Opinion

DEATH BY ‘PRESERVATION’

DECADES ago, my grandfather would take me to Fel ty’s on Orchard Street whenever he wanted to buy a hand-sewn hat. I loved the energy, activity, crowded sidewalks and street-cart vendors that made Sunday morning on the Lower East Side a booming marketplace.

Long before America discovered the Tangier Mall and Woodbury Common, we New Yorkers had our own world of discount shopping. I still cherish that special day when we shopped for tallis and tefillin before my bar mitzvah.

But that world has evaporated. Synagogues have been converted into theaters, performance spaces and churches. Lingerie and corset shops have given way to tapas bars and pan-Asian cuisine. Gertel’s Kosher Bakery has been superceded by “Babycakes,” the new mecca for sugar-free, gluten-free and vegan goodies – which has been so successful that it will soon open a branch in Los Angeles.

Admittedly, Russ & Daughters on Houston Street still slices the world’s best lox, but much of the neighborhood declined when the population and retail stores moved out. Drug dealers, prostitutes and abandoned storefronts lined many streets in the late 1980s and early 1990s.
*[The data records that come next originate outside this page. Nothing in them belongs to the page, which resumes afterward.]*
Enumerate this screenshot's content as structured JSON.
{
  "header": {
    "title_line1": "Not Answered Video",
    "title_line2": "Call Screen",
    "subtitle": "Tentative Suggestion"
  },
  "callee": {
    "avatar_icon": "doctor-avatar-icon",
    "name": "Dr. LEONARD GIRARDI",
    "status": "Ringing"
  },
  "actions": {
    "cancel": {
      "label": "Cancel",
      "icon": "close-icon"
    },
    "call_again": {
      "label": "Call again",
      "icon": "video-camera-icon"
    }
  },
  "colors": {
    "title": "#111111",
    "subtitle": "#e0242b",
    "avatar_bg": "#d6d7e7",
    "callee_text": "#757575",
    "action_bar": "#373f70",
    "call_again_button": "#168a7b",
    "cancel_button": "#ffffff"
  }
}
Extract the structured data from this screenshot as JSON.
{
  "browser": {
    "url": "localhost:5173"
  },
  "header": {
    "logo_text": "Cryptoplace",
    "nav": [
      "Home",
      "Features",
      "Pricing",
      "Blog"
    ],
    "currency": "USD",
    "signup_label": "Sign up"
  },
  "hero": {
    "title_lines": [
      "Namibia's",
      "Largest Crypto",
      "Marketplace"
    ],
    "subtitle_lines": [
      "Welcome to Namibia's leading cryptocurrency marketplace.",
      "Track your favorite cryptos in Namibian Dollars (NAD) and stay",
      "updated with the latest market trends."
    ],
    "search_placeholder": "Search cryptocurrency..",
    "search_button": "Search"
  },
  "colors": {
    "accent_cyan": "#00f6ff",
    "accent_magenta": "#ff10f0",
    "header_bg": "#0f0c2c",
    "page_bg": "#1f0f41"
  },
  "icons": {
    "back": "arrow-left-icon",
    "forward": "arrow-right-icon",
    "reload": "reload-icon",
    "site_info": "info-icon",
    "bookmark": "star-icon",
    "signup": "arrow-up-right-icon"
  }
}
As with so much of our city, when crime was brought down, new residents and shopkeepers moved in. Today, the Lower East Side has a remarkable blend of public housing, middle-income housing, old-law tenements and new condos and hotels. The south side of Houston Street between Allen and Chrystie streets alone holds three new hotels. And the Department of City Planning has proposed an intelligent rezoning to guide future growth to those corridors where it is most appropriate.

But now the National Trust for Historic Preservation is calling for the establishment of a new historic district in the area – which would seriously hamper the construction of the new housing that the city so desperately needs.

In 1990, according to NYU’s Furman Center for Real Estate and Urban Policy, just 206 certificates of occupancy were granted in the Lower East Side/Chinatown area. In 2006, that number had more than doubled to 466.

And in 1990, only 40 new units of housing were authorized in the area. In 2006, new building permits authorized 971 housing units, an increase of 2,375 percent.

New York City’s Landmark Preservation Commission is focusing on the need to save important buildings in the area rather than to create a massive historic district that would limit new housing and development. Just because a building is old does not mean that it is historically significant. Landmark designation shouldn’t be abused to achieve other political and social goals.

The Lower East Side is flourishing; the New Museum just opened on the Bowery and is the catalyst for the transformation of what was once the city’s Skid Row. The Yiddish that once was spoken on Grand Street has been replaced by Cantonese and Mandarin.

If New York City is to accommodate the population growth projected over the next quarter century, neighborhood change is inevitable. This is not a city that stands still. It is always evolving.

We should be wary of strangers from Washington bringing their recipes for preservation; let New York be New York.

Mitchell L. Moss is professor of urban policy and planning at NYU’s Wagner School of Public Service.